Кирилл Кобрин
Опубликовано в журнале НЛО, номер 3, 2001
Кирилл Кобрин
ОБ ОДНОЙ ФРАЗЕ Л.Я. ГИНЗБУРГ
Я столь многим обязан Л.Я. Гинзбург, что, сочиняя и пересочиняя свое эссе о ней, оказался в каком-то жанровом рабстве у объекта описания. Я никак не мог скомпоновать связный текст из бесконечных выписок, заметок, цитаций, накопившихся за несколько лет. Сколько ни лепил из них нечто галльское, а то и англосаксонское, рассуждения рассыпались и, гордо-дискретные, скакали по столешнице будто бусины из порвавшегося ожерелья. Под этот тревожный стук я придумал жанр будущего сочинения. Жанр “приписки”. Изобрел его князь Петр Андреевич Вяземский, “приписывавший” уже об теневую пору своей жизни поздние комментарии к собственным ранним заметкам. Известно, что Л.Я. Гинзбург стала вести свои записные книжки в 20-е гг. под влиянием “записных книжек” Вяземского, которые, к слову, тогда издавала. Позаимствовала она и локальный жанр позднейшей “приписки”. Отчасти из почтения (и благодарности!) к Петру Андреевичу Вяземскому и Лидии Яковлевне Гинзбург, отчасти по внутренней склонности попробую продолжить эту линию.

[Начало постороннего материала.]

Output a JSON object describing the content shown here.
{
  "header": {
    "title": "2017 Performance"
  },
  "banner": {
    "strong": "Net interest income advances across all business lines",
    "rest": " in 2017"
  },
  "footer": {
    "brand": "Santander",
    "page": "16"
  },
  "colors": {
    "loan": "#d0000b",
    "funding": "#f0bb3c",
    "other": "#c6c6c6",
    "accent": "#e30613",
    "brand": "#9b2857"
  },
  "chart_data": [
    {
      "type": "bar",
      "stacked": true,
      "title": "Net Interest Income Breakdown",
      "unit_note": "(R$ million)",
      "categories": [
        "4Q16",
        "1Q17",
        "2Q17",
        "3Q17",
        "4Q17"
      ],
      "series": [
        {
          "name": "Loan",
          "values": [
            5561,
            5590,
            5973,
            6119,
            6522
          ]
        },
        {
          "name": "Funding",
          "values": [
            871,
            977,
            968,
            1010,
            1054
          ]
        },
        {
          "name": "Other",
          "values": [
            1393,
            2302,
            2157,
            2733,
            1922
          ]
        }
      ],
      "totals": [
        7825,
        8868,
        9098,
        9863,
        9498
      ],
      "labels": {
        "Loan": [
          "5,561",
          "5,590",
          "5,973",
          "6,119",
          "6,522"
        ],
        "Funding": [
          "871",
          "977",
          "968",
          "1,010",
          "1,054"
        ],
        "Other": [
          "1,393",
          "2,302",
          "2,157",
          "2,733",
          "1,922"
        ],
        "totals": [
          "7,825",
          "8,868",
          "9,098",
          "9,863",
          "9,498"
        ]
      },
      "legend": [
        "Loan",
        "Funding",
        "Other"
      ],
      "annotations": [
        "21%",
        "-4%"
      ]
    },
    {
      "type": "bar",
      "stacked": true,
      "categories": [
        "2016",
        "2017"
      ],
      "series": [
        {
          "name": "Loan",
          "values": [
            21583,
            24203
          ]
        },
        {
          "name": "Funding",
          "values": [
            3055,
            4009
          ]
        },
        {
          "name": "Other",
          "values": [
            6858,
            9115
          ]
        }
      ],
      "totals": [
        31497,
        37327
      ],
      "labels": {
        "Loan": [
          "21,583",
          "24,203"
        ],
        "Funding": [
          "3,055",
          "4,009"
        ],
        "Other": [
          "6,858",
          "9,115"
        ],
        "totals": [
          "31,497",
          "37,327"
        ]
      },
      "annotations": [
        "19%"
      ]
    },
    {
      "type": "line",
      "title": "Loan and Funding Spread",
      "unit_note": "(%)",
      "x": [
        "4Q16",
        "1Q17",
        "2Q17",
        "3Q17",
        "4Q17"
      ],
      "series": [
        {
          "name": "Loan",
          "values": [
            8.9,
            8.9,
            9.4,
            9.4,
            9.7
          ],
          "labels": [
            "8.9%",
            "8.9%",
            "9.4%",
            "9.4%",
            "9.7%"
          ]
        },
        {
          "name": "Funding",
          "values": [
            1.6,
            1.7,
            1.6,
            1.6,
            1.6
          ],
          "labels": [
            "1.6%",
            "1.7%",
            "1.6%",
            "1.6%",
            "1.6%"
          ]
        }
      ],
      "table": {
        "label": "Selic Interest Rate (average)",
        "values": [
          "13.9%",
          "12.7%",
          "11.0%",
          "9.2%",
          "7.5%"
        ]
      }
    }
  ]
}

Что получилось — судить читателю.
Нижеследующий текст представляет собой развернутый комментарий к одной фразе Л.Я. Гинзбург, перебиваемый позднейшими замечаниями.
Одна из самых чудовищных фраз в русской литературе такова: “Поведением управляют устремления и интересы, превращающие человека в устройство, приспособленное, биологически и социально, для жизни”. Самое страшное здесь даже не слово “устройство”. Самое страшное: предположение, что сам по себе “человек” — существо для жизни не приспособленное, ни биологически, ни социально. “Жизнь” в представлении Л.Я. Гинзбург такова, что “выжить” можно, только превратившись в некое “устройство”, чему способствуют “устремления” и “интересы”, изначально человеку не свойственные. Любопытно было бы проанализировать это рассуждение с точки зрения историзма, то есть так, как это сделала бы сама Гинзбург.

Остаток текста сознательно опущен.